At the same time, Asians grew from 15.5 percent to 16.8 percent, and whites from 52.55 percent to 53.15 percent of total enrolled students. 

Bernida Reagan, executive director of the East Bay Community Law Center, the community-based component of Boalt’s program, claims that the drastic drops resulted from changed admission standards that left the unlevel playing field of education completely out of the equation. 

“Prop 209 encourages wealth disparity and digital divide issues because it closes the door to people who don’t already have access to opportunity. When all you consider is GPA and LSAT scores in the admission process, those are factors which people of color don’t have opportunities to succeed in at the same level as whites,” says Reagan. “The result is fewer blacks and Latinos getting into Boalt these days.” 

Nguyen disagrees. “The steep drops were indicative of the admission scale that was used for many years. It created artificial levels of admission not based on merit.” 

Regardless, the consequences of fewer black and Latino law students is felt every day at Reagan’s clinic. Before Prop. 209, more students of color would come to her clinic to work with underserved communities.
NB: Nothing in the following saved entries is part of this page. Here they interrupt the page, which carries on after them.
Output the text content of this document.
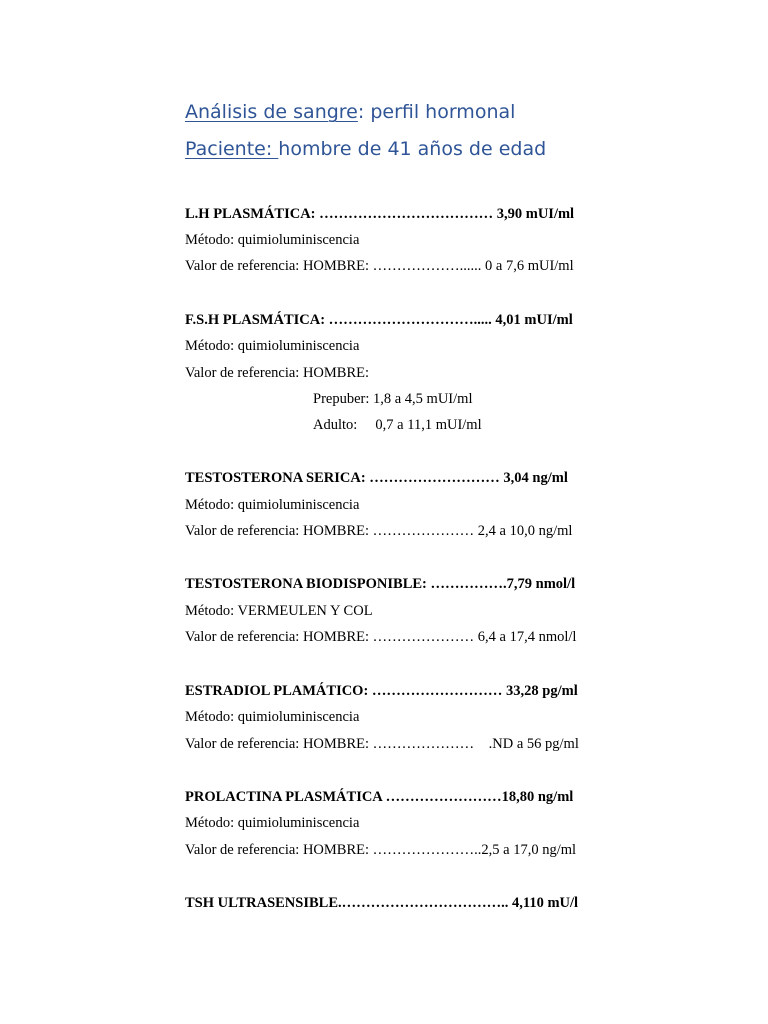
Análisis de sangre: perfil hormonal
Paciente: hombre de 41 años de edad
L.H PLASMÁTICA: ……………………………… 3,90 mUI/ml
Método: quimioluminiscencia
Valor de referencia: HOMBRE: ………………...... 0 a 7,6 mUI/ml
F.S.H PLASMÁTICA: …………………………..... 4,01 mUI/ml
Método: quimioluminiscencia
Valor de referencia: HOMBRE:
Prepuber: 1,8 a 4,5 mUI/ml
Adulto:     0,7 a 11,1 mUI/ml
TESTOSTERONA SERICA: ……………………… 3,04 ng/ml
Método: quimioluminiscencia
Valor de referencia: HOMBRE: ………………… 2,4 a 10,0 ng/ml
TESTOSTERONA BIODISPONIBLE: …………….7,79 nmol/l
Método: VERMEULEN Y COL
Valor de referencia: HOMBRE: ………………… 6,4 a 17,4 nmol/l
ESTRADIOL PLAMÁTICO: ……………………… 33,28 pg/ml
Método: quimioluminiscencia
Valor de referencia: HOMBRE: …………………    .ND a 56 pg/ml
PROLACTINA PLASMÁTICA ……………………18,80 ng/ml
Método: quimioluminiscencia
Valor de referencia: HOMBRE: …………………..2,5 a 17,0 ng/ml
TSH ULTRASENSIBLE.…………………………….. 4,110 mU/l
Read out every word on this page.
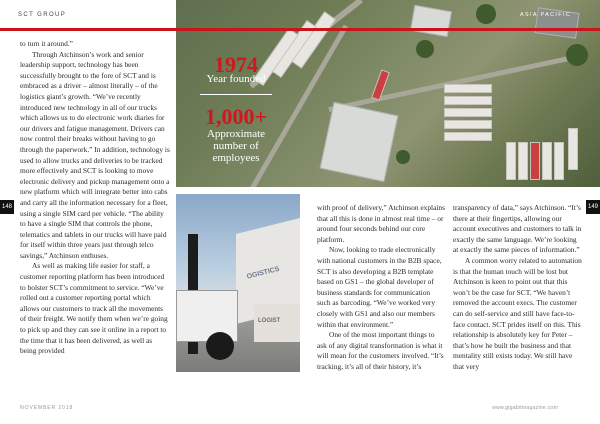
SCT GROUP	ASIA PACIFIC
1974
Year founded
1,000+
Approximate number of employees

to turn it around.”

Through Atchinson’s work and senior leadership support, technology has been successfully brought to the fore of SCT and is embraced as a driver – almost literally – of the logistics giant’s growth. “We’ve recently introduced new technology in all of our trucks which allows us to do electronic work diaries for our drivers and fatigue management. Drivers can now control their breaks without having to go through the paperwork.” In addition, technology is used to allow trucks and deliveries to be tracked more effectively and SCT is looking to move electronic delivery and pickup management onto a new platform which will integrate better into cabs and carry all the information necessary for a fleet, using a single SIM card per vehicle. “The ability to have a single SIM that controls the phone, telematics and tablets in our trucks will have paid for itself within three years just through telco savings,” Atchinson enthuses.

As well as making life easier for staff, a customer reporting platform has been introduced to bolster SCT’s commitment to service. “We’ve rolled out a customer reporting portal which allows our customers to track all the movements of their freight. We notify them when we’re going to pick up and they can see it online in a report to the time that it has been delivered, as well as being provided

148	149
OGISTICS
LOGIST

with proof of delivery,” Atchinson explains that all this is done in almost real time – or around four seconds behind our core platform.

Now, looking to trade electronically with national customers in the B2B space, SCT is also developing a B2B template based on GS1 – the global developer of business standards for communication such as barcoding. “We’ve worked very closely with GS1 and also our members within that environment.”

One of the most important things to ask of any digital transformation is what it will mean for the customers involved. “It’s tracking, it’s all of their history, it’s

transparency of data,” says Atchinson. “It’s there at their fingertips, allowing our account executives and customers to talk in exactly the same language. We’re looking at exactly the same pieces of information.”

A common worry related to automation is that the human touch will be lost but Atchinson is keen to point out that this won’t be the case for SCT. “We haven’t removed the account execs. The customer can do self-service and still have face-to-face contact. SCT prides itself on this. This relationship is absolutely key for Peter – that’s how he built the business and that mentality still exists today. We still have that very

NOVEMBER 2018	www.gigabitmagazine.com
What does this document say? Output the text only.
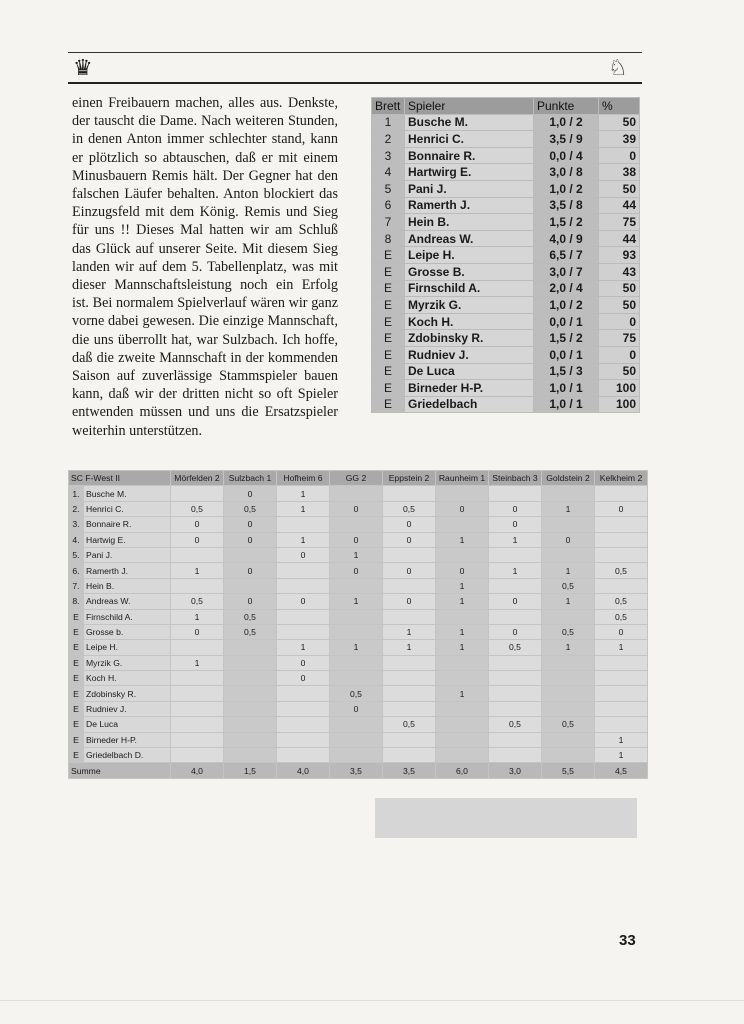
♛	♘

einen Freibauern machen, alles aus. Denkste, der tauscht die Dame. Nach weiteren Stunden, in denen Anton immer schlechter stand, kann er plötzlich so abtauschen, daß er mit einem Minusbauern Remis hält. Der Gegner hat den falschen Läufer behalten. Anton blockiert das Einzugsfeld mit dem König. Remis und Sieg für uns !! Dieses Mal hatten wir am Schluß das Glück auf unserer Seite. Mit diesem Sieg landen wir auf dem 5. Tabellenplatz, was mit dieser Mannschaftsleistung noch ein Erfolg ist. Bei normalem Spielverlauf wären wir ganz vorne dabei gewesen. Die einzige Mannschaft, die uns überrollt hat, war Sulzbach. Ich hoffe, daß die zweite Mannschaft in der kommenden Saison auf zuverlässige Stammspieler bauen kann, daß wir der dritten nicht so oft Spieler entwenden müssen und uns die Ersatzspieler weiterhin unterstützen.

Brett	Spieler	Punkte	%
1	Busche M.	1,0 / 2	50
2	Henrici C.	3,5 / 9	39
3	Bonnaire R.	0,0 / 4	0
4	Hartwirg E.	3,0 / 8	38
5	Pani J.	1,0 / 2	50
6	Ramerth J.	3,5 / 8	44
7	Hein B.	1,5 / 2	75
8	Andreas W.	4,0 / 9	44
E	Leipe H.	6,5 / 7	93
E	Grosse B.	3,0 / 7	43
E	Firnschild A.	2,0 / 4	50
E	Myrzik G.	1,0 / 2	50
E	Koch H.	0,0 / 1	0
E	Zdobinsky R.	1,5 / 2	75
E	Rudniev J.	0,0 / 1	0
E	De Luca	1,5 / 3	50
E	Birneder H-P.	1,0 / 1	100
E	Griedelbach	1,0 / 1	100
SC F-West II		Mörfelden 2	Sulzbach 1	Hofheim 6	GG 2	Eppstein 2	Raunheim 1	Steinbach 3	Goldstein 2	Kelkheim 2
1.	Busche M.		0	1						
2.	Henrici C.	0,5	0,5	1	0	0,5	0	0	1	0
3.	Bonnaire R.	0	0			0		0		
4.	Hartwig E.	0	0	1	0	0	1	1	0	
5.	Pani J.			0	1					
6.	Ramerth J.	1	0		0	0	0	1	1	0,5
7.	Hein B.						1		0,5	
8.	Andreas W.	0,5	0	0	1	0	1	0	1	0,5
E	Firnschild A.	1	0,5							0,5
E	Grosse b.	0	0,5			1	1	0	0,5	0
E	Leipe H.			1	1	1	1	0,5	1	1
E	Myrzik G.	1		0						
E	Koch H.			0						
E	Zdobinsky R.				0,5		1			
E	Rudniev J.				0					
E	De Luca					0,5		0,5	0,5	
E	Birneder H-P.									1
E	Griedelbach D.									1
Summe		4,0	1,5	4,0	3,5	3,5	6,0	3,0	5,5	4,5
33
Now, she claims, “public work seems to be considered less important as students of color feel they have to compete for the corporate jobs, and the more mainstream issues that have little to do with their race.” 

And as fewer students opt for social justice work, the issues of the under-represented get  

left behind. 

“With less students to do the work,” says Reagan, “living wage, rent control, minority contracting, and immigration issues fall to the wayside.” 

She characterizes Prop. 209 as a harsh expression of hostility to the gains that people of color made during the Civil Rights Era. 

“It feels like things we took for granted in the ’70s and ’80s, all the gains of the civil rights era, people have become hostile to. It’s very possible that the largest number of civil rights cases have become reverse discrimination suits,” says Reagan.  

“Think about it,” she said. “Schools should represent the populations they serve. If that’s not happening, we have to take a look at their admission policies and ask why that’s not the case. We’re at a point where we’re just trying to hold into the things that we have, and that’s a tough situation.”